The chair in the corner moved. She is sure of it. She caught it out of the corner of her eye and now she waits to see what will happen next. She hears a hum coming from the chair, like the hum of a refrigerator, from that corner. As it grows louder, the chair seems to get larger and larger, the chair back huge, its slats like great bars. When the hum becomes a high screeching in her ears, the chair explodes and breaks apart. The room suddenly fills up with animals—rabbits, wolves, snakes, bears, insects spinning and humming with the same menacing hu
m of the chair. The leaf shapes still dance against the purple-and-white paper shade. She pulls her head under the covers.
At six, Margaret Mary, the brown-haired, brown-eyed girl who looks just like her mother, tears off the covers and runs into the kitchen where her mother sits up reading a book. She runs to her mother and leans against her. Her mother puts her arm about the child’s shoulders. Margaret Mary climbs right up into her mother’s lap, closes her eyes, and whispers, “Tell me about how you used to float your Raggedy Ann and Andy dolls down the creek when you were little.”
Her mother laughs, the finest low laugh in all the world. She pulls a chair up right in front of her for Margaret Mary to sit in and pulls the child’s bare feet into her lap to keep them warm.

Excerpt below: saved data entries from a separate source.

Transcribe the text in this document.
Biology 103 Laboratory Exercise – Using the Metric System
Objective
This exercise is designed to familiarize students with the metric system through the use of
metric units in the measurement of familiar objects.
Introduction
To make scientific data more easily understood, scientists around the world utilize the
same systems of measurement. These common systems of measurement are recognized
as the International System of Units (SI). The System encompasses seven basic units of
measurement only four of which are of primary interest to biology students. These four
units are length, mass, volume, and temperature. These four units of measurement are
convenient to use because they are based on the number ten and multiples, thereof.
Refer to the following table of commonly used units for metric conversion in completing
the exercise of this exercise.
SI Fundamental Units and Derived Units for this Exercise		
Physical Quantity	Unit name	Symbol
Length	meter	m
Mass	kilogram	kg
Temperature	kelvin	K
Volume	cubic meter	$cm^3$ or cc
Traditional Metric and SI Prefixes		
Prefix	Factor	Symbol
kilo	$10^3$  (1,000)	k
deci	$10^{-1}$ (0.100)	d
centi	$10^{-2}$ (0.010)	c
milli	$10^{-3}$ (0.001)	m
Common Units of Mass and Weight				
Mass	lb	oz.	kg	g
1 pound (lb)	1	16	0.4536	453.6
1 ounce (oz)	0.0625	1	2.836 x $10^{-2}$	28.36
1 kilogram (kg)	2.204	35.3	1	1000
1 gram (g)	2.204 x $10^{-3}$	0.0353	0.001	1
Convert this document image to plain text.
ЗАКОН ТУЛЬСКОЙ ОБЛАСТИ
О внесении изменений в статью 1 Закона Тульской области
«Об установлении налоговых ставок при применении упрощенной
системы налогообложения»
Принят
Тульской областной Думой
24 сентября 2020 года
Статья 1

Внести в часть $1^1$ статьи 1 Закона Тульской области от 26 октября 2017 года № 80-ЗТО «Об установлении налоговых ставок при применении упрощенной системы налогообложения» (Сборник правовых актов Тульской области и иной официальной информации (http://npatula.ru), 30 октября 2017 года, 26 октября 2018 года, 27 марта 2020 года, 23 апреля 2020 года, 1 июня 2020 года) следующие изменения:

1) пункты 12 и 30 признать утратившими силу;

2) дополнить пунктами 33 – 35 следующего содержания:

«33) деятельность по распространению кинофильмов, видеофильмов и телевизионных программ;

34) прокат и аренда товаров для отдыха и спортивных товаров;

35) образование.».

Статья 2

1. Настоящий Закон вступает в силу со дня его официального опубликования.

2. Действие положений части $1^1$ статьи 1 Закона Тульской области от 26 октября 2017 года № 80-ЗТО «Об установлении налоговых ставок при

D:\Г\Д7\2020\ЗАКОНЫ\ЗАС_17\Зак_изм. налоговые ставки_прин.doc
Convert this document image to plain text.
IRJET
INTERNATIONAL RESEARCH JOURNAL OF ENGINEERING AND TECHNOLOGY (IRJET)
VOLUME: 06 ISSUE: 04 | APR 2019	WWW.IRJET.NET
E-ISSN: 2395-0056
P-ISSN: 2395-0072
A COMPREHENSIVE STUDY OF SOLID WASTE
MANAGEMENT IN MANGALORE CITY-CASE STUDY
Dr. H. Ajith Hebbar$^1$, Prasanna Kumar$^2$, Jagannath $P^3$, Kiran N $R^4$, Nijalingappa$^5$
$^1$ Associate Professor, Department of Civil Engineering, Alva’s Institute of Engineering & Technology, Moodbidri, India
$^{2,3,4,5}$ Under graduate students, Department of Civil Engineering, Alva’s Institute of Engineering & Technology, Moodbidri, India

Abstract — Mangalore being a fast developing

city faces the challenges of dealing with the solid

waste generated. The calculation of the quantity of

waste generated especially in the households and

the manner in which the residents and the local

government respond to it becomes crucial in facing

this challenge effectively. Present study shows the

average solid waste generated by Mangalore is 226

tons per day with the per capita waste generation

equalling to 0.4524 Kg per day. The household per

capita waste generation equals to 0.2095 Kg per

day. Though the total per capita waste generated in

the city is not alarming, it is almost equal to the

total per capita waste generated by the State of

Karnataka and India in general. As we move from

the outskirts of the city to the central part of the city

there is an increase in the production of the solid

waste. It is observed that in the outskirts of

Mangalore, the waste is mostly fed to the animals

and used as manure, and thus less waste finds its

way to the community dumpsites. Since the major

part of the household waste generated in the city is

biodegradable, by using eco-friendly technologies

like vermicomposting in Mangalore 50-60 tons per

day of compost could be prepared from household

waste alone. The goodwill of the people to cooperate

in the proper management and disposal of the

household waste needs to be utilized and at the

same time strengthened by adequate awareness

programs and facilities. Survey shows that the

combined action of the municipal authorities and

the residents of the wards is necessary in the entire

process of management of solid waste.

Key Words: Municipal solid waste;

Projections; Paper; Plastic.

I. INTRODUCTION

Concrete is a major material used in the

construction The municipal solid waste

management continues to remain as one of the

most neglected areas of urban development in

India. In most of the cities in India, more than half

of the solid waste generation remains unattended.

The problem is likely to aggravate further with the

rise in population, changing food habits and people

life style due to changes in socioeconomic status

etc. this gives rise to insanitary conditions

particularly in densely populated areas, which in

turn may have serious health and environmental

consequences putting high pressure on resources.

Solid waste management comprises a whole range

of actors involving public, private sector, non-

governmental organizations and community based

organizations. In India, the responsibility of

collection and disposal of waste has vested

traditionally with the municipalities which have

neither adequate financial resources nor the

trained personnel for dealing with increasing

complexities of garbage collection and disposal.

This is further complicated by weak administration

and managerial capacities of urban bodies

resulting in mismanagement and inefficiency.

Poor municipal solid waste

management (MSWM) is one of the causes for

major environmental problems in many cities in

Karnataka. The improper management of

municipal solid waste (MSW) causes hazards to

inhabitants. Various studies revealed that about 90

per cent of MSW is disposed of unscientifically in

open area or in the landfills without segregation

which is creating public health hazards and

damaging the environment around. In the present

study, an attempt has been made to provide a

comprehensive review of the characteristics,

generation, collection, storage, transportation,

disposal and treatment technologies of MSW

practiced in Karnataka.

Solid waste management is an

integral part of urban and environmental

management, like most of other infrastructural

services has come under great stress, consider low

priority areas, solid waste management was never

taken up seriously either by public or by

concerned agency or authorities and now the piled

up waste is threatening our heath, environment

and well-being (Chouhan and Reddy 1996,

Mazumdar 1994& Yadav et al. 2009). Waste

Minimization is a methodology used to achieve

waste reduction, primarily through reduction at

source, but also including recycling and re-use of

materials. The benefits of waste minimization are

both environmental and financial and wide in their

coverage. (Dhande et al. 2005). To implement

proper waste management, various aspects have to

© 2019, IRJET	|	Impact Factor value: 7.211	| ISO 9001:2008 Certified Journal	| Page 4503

She begins her story, and her soft, low voice goes on and on in the night until the child is sleeping in the chair,
The next day, and the day after, forever and ever, going out and into this happiness with her mother, Margaret Mary would float her dolls and stuffed animals down the creek, and whatever happened in the time between these sweet adventures with her mother would simply vanish for her.
I pull myself back from Margaret Mary, from that night of my childhood. I feel a strange sense of jealousy, of wanting this night with my mother, this night that wasn’t really mine, and much, much more.
Blumenfeld is patiently waiting by the side of the couch.
“I wanted my mother’s attention,” I tell him. “And I was ashamed to want it, but I did. I wanted her time and attention. I was unreasonably jealous of anyone who took that from me.”
“Of course you wanted that. And your wish made you feel so confused and ashamed—wanting her attention, feeling jealous.” Blumenfeld pauses. “Because when she gave you her attention, it could come in so many unexpected ways, and some of them were devastating, weren’t they, Annie?”
Shame covers my whole body, the shame of wanting, endlessly wanting, never being satisfied; then the sense of devastation—it washes over me and threatens to drench the rabbit too.